Regex clarification on escape sequences with lex

2019-07-11 18:41发布

问题:

I'm creating a lexer.l file that is working as intended except for one part. I have the rule:

[\(\*.*\*\)] {}

which I want to make it so when I encounter (* this is a test *) in a file, I simply do nothing with it. However when I run lex lexer.l I get warning on lines with rules \(, \*, and \) stating that they can never be met. So I guess my question is why would [\(\*.*\*\)] {} interfere with \( and the others? How can I catch (* this is a test *)?

回答1:

Languages with the comment syntax (*…*) typically allow nested comments, and nested comments cannot easily be recognized by (f)lex because the nesting requires a context-free grammar, and the lexical scanner only implements regular languages.

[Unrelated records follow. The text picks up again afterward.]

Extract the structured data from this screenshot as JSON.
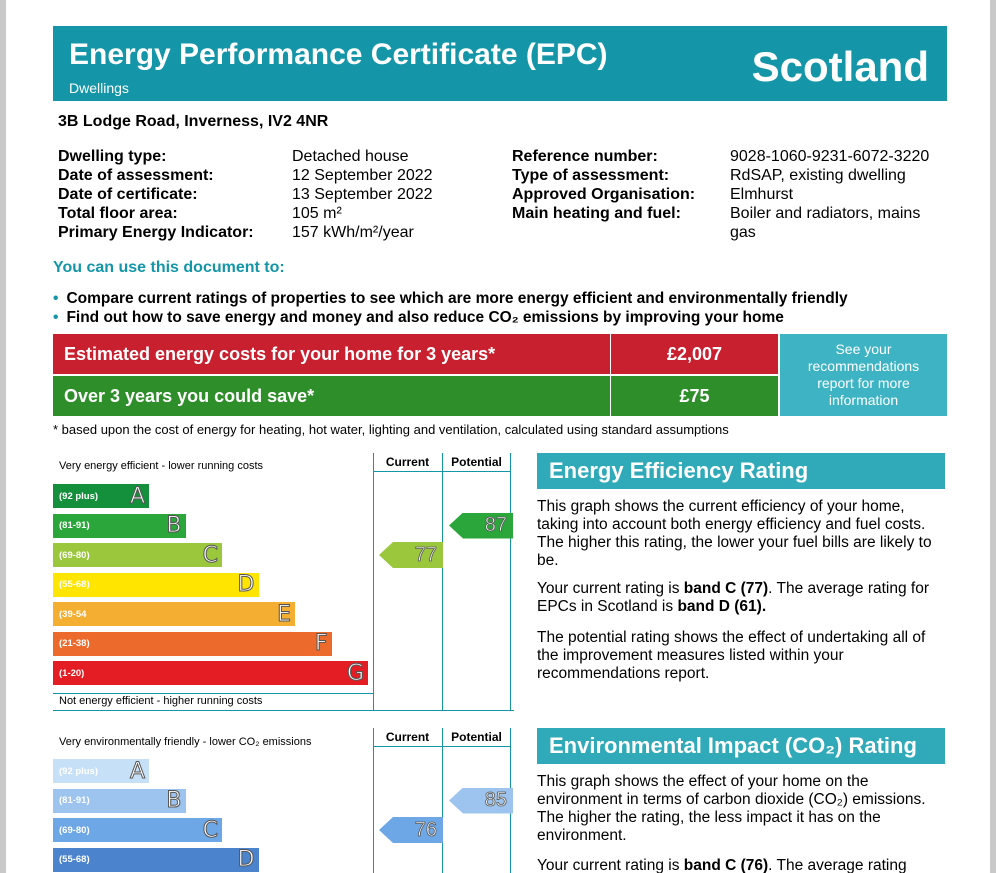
{
  "header": {
    "title": "Energy Performance Certificate (EPC)",
    "subtitle": "Dwellings",
    "region": "Scotland"
  },
  "address": "3B Lodge Road, Inverness, IV2 4NR",
  "details_left": [
    {
      "label": "Dwelling type:",
      "value": "Detached house"
    },
    {
      "label": "Date of assessment:",
      "value": "12 September 2022"
    },
    {
      "label": "Date of certificate:",
      "value": "13 September 2022"
    },
    {
      "label": "Total floor area:",
      "value": "105 m²"
    },
    {
      "label": "Primary Energy Indicator:",
      "value": "157 kWh/m²/year"
    }
  ],
  "details_right": [
    {
      "label": "Reference number:",
      "value": "9028-1060-9231-6072-3220"
    },
    {
      "label": "Type of assessment:",
      "value": "RdSAP, existing dwelling"
    },
    {
      "label": "Approved Organisation:",
      "value": "Elmhurst"
    },
    {
      "label": "Main heating and fuel:",
      "value": "Boiler and radiators, mains"
    },
    {
      "label": "",
      "value": "gas"
    }
  ],
  "uses": {
    "heading": "You can use this document to:",
    "items": [
      "Compare current ratings of properties to see which are more energy efficient and environmentally friendly",
      "Find out how to save energy and money and also reduce CO₂ emissions by improving your home"
    ]
  },
  "costs": {
    "estimated_label": "Estimated energy costs for your home for 3 years*",
    "estimated_value": "£2,007",
    "save_label": "Over 3 years you could save*",
    "save_value": "£75",
    "see_recs": "See your recommendations report for more information",
    "footnote": "* based upon the cost of energy for heating, hot water, lighting and ventilation, calculated using standard assumptions"
  },
  "energy_chart": {
    "top_caption": "Very energy efficient - lower running costs",
    "bottom_caption": "Not energy efficient - higher running costs",
    "col_current": "Current",
    "col_potential": "Potential",
    "bands": [
      {
        "range": "(92 plus)",
        "letter": "A",
        "color": "#14903c"
      },
      {
        "range": "(81-91)",
        "letter": "B",
        "color": "#2ba63a"
      },
      {
        "range": "(69-80)",
        "letter": "C",
        "color": "#9ac73c"
      },
      {
        "range": "(55-68)",
        "letter": "D",
        "color": "#ffe500"
      },
      {
        "range": "(39-54",
        "letter": "E",
        "color": "#f4ae31"
      },
      {
        "range": "(21-38)",
        "letter": "F",
        "color": "#ec6a2c"
      },
      {
        "range": "(1-20)",
        "letter": "G",
        "color": "#e31d23"
      }
    ],
    "current": 77,
    "current_band": "C",
    "current_color": "#9ac73c",
    "potential": 87,
    "potential_band": "B",
    "potential_color": "#2ba63a"
  },
  "env_chart": {
    "top_caption": "Very environmentally friendly - lower CO₂ emissions",
    "col_current": "Current",
    "col_potential": "Potential",
    "bands": [
      {
        "range": "(92 plus)",
        "letter": "A",
        "color": "#c6e0f7"
      },
      {
        "range": "(81-91)",
        "letter": "B",
        "color": "#9cc4ee"
      },
      {
        "range": "(69-80)",
        "letter": "C",
        "color": "#6ea7e6"
      },
      {
        "range": "(55-68)",
        "letter": "D",
        "color": "#4b84cc"
      }
    ],
    "current": 76,
    "current_band": "C",
    "current_color": "#6ea7e6",
    "potential": 85,
    "potential_band": "B",
    "potential_color": "#9cc4ee"
  },
  "eer": {
    "heading": "Energy Efficiency Rating",
    "p1": "This graph shows the current efficiency of your home, taking into account both energy efficiency and fuel costs. The higher this rating, the lower your fuel bills are likely to be.",
    "p2_a": "Your current rating is ",
    "p2_b": "band C (77)",
    "p2_c": ". The average rating for EPCs in Scotland is ",
    "p2_d": "band D (61).",
    "p3": "The potential rating shows the effect of undertaking all of the improvement measures listed within your recommendations report."
  },
  "eir": {
    "heading": "Environmental Impact (CO₂) Rating",
    "p1": "This graph shows the effect of your home on the environment in terms of carbon dioxide (CO₂) emissions. The higher the rating, the less impact it has on the environment.",
    "p2_a": "Your current rating is ",
    "p2_b": "band C (76)",
    "p2_c": ". The average rating"
  }
}
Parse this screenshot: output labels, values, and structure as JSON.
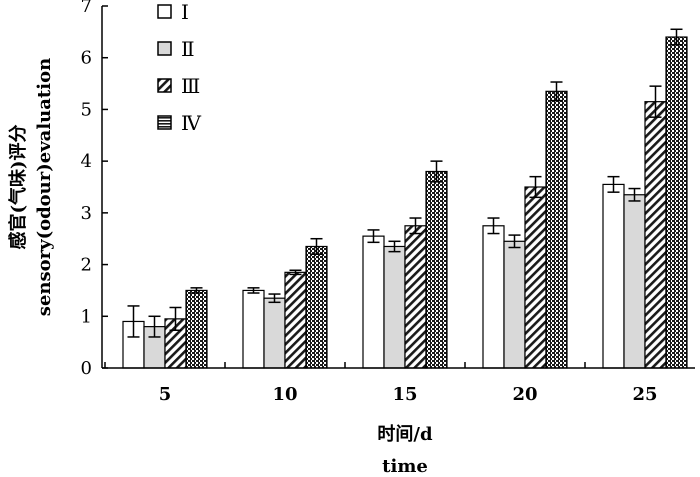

If your comments do not nest (so that (* something (* else *) is a comment, rather than the prefix of a longer comment), then you can use the regular expression

[(][*][^*]*[*]+([^*)][^*]*[*]+)*[)]

If you do require nested comments, you can use start conditions and a stack (or a simulated stack, as below):

%x SC_COMMENT

%%
  int comment_nesting = 0;

"(*"             { BEGIN(SC_COMMENT); }
<SC_COMMENT>{
  "(*"           { ++comment_nesting; }
  "*"+")"        { if (comment_nesting) --comment_nesting;
                   else BEGIN(INITIAL); }
  "*"+           ; 
  [^(*\n]+       ;
  [(]            ; 
  \n             ; 
}

That snippet was taken from this answer, with a small adjustment because that answer recognizes nested /*…*/ comments. A fuller explanation of the code appears there.